Boolean mask: True = valid cell, False = outside extent / nodata.

Derived in priority order: 1. arrays["mask"] — explicit mask band (dissluc / coastal convention: non-zero = valid). 2. nodata_value — applied over the first available array. 3. None — no information; RasterMap skips auto-masking.

Used by RasterMap (auto_mask=True) to render out-of-extent pixels as transparent without any per-project configuration.

band_names()

Return the names of all arrays currently stored in the backend.
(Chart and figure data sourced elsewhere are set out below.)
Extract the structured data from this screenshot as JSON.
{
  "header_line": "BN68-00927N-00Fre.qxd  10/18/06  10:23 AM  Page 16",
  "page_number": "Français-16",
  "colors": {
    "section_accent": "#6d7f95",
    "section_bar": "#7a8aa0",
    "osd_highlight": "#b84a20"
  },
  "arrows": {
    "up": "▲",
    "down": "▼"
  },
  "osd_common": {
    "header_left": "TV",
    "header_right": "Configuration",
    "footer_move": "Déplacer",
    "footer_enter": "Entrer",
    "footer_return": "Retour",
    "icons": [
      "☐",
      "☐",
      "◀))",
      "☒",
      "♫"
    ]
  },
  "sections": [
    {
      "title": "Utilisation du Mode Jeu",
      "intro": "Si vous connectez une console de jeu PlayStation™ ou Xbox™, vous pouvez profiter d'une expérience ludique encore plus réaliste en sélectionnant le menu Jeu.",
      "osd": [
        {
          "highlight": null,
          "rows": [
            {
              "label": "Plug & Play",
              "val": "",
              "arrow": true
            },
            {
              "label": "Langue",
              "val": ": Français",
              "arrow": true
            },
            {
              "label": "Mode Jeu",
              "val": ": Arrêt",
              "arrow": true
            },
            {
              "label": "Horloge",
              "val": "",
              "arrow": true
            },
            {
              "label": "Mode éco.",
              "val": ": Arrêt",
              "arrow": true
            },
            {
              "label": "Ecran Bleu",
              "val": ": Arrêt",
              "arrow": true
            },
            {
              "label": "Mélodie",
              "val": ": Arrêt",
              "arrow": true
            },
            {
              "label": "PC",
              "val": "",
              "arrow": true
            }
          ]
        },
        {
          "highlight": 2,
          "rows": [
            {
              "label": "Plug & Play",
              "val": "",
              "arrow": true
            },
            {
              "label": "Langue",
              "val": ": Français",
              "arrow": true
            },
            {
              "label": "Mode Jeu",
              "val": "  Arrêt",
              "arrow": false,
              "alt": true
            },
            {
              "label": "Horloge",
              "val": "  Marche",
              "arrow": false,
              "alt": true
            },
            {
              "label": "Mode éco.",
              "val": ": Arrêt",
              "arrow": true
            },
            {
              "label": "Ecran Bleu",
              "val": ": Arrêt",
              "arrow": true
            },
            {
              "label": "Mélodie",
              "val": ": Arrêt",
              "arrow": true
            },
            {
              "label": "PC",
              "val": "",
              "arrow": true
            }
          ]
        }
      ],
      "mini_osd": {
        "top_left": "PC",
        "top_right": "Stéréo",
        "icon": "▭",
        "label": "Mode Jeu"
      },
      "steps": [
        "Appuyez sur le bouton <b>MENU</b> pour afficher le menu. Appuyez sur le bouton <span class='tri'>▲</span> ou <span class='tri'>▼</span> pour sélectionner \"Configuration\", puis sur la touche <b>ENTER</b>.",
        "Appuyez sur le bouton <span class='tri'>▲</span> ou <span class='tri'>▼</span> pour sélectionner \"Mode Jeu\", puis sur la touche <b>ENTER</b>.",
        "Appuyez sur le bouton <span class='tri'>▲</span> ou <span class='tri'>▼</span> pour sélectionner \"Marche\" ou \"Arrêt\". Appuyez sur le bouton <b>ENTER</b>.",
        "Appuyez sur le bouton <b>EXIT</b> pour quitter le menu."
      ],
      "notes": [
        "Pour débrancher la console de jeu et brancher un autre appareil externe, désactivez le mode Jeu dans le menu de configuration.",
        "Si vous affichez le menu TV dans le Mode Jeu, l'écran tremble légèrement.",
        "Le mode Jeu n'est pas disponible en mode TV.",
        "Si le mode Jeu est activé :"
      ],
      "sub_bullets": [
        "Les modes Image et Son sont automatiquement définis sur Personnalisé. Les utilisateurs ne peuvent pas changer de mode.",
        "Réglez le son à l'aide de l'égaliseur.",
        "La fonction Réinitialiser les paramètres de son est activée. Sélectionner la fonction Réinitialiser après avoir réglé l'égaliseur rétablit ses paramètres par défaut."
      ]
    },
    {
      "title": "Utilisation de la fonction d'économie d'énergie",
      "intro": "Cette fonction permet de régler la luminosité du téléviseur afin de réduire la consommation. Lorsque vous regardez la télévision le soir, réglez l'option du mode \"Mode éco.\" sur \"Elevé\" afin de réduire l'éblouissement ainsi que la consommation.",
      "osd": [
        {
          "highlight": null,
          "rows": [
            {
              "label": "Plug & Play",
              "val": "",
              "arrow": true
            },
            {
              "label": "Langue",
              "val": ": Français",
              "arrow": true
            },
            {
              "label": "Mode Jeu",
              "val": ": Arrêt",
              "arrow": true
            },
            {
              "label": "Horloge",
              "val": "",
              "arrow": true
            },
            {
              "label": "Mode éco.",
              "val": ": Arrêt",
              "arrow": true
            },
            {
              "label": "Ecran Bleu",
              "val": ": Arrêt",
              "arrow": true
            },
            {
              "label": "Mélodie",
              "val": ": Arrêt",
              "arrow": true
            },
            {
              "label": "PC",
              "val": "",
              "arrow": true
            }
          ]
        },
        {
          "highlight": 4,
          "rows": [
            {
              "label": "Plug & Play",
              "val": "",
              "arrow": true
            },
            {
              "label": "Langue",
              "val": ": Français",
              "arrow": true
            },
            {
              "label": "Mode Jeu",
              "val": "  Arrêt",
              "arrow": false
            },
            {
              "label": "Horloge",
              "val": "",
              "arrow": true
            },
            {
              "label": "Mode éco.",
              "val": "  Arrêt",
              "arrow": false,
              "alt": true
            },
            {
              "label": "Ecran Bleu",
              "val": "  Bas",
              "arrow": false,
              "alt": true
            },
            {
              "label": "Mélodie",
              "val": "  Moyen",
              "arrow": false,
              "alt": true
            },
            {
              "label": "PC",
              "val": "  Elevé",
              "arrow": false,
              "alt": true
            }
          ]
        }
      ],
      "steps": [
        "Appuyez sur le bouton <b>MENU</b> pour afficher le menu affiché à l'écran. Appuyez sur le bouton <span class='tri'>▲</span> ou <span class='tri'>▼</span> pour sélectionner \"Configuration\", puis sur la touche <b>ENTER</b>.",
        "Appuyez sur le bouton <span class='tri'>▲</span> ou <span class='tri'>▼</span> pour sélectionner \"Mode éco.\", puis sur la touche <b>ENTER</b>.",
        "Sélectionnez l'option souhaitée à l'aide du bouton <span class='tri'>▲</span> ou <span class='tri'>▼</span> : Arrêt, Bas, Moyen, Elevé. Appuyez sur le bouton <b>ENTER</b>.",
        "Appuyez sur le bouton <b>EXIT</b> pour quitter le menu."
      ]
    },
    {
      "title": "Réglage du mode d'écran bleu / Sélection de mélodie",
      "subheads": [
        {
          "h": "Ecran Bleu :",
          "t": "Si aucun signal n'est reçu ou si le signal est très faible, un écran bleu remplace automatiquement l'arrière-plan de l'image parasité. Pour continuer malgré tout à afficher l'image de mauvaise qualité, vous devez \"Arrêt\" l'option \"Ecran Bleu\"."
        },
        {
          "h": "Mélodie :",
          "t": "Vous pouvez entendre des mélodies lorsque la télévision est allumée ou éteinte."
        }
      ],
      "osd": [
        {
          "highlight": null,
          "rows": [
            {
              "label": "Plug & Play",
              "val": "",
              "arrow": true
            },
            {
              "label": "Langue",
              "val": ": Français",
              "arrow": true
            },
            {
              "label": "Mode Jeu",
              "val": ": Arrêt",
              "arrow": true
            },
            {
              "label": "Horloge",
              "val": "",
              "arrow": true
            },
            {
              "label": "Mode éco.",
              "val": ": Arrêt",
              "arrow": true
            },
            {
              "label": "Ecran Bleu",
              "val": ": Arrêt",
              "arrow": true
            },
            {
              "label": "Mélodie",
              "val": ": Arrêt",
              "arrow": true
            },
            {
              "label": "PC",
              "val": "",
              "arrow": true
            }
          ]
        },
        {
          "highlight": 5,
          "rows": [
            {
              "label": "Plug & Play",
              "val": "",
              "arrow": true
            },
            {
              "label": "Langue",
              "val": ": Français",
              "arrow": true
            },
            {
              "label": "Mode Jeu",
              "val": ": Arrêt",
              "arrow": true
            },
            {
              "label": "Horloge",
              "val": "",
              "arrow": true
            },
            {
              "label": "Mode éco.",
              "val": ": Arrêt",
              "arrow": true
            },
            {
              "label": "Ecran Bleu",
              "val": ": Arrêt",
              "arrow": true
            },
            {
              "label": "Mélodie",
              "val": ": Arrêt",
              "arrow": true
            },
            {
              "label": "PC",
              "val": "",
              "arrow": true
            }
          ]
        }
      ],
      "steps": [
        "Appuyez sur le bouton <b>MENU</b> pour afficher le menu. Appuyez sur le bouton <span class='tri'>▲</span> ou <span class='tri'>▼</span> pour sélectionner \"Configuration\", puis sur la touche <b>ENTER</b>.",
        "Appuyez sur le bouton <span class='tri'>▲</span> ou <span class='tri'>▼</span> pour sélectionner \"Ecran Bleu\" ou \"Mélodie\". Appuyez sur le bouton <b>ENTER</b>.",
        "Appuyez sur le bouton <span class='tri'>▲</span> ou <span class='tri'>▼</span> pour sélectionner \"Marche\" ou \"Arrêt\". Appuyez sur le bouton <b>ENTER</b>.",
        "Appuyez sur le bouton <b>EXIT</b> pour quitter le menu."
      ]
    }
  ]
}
Source code in dissmodel/geo/raster/backend.py

def band_names(self) -> list[str]:
    """Return the names of all arrays currently stored in the backend."""
    return list(self.arrays.keys())

focal_sum(name, neighborhood=DIRS_MOORE)

Focal sum: for each cell, sum the values of name across its neighbours. The cell itself is not included.

Parameters:

Name	Type	Description	Default
name	str		required
neighborhood	list[tuple[int, int]]	Default: DIRS_MOORE.	DIRS_MOORE

Returns:

Type	Description
ndarray

Source code in dissmodel/geo/raster/backend.py

def focal_sum(
    self,
    name: str,
    neighborhood: list[tuple[int, int]] = DIRS_MOORE,
) -> np.ndarray:
    """
    Focal sum: for each cell, sum the values of ``name`` across its neighbours.
    The cell itself is not included.

    Parameters
    ----------
    name : str
    neighborhood : list[tuple[int, int]]
        Default: ``DIRS_MOORE``.

    Returns
    -------
    np.ndarray
    """
    arr    = self.arrays[name]
    result = np.zeros_like(arr, dtype=float)
    for dr, dc in neighborhood:
        result += self.shift2d(arr, dr, dc)
    return result

focal_sum_mask(mask, neighborhood=DIRS_MOORE)

Count neighbours where mask is True.

Parameters:

Name	Type	Description	Default
mask	ndarray		required
neighborhood	list[tuple[int, int]]	Default: DIRS_MOORE.	DIRS_MOORE

Returns:

Type	Description
ndarray	Integer array with per-cell neighbour counts.

Source code in dissmodel/geo/raster/backend.py

def focal_sum_mask(
    self,
    mask: np.ndarray,
    neighborhood: list[tuple[int, int]] = DIRS_MOORE,
) -> np.ndarray:
    """
    Count neighbours where ``mask`` is ``True``.

    Parameters
    ----------
    mask : np.ndarray
    neighborhood : list[tuple[int, int]]
        Default: ``DIRS_MOORE``.

    Returns
    -------
    np.ndarray
        Integer array with per-cell neighbour counts.
    """
    result = np.zeros(self.shape, dtype=int)
    m = mask.astype(np.int8)
    for dr, dc in neighborhood:
        result += self.shift2d(m, dr, dc)
    return result

from_xarray(ds, nodata_value=None) classmethod

Build a RasterBackend from an xr.Dataset or xr.DataArray.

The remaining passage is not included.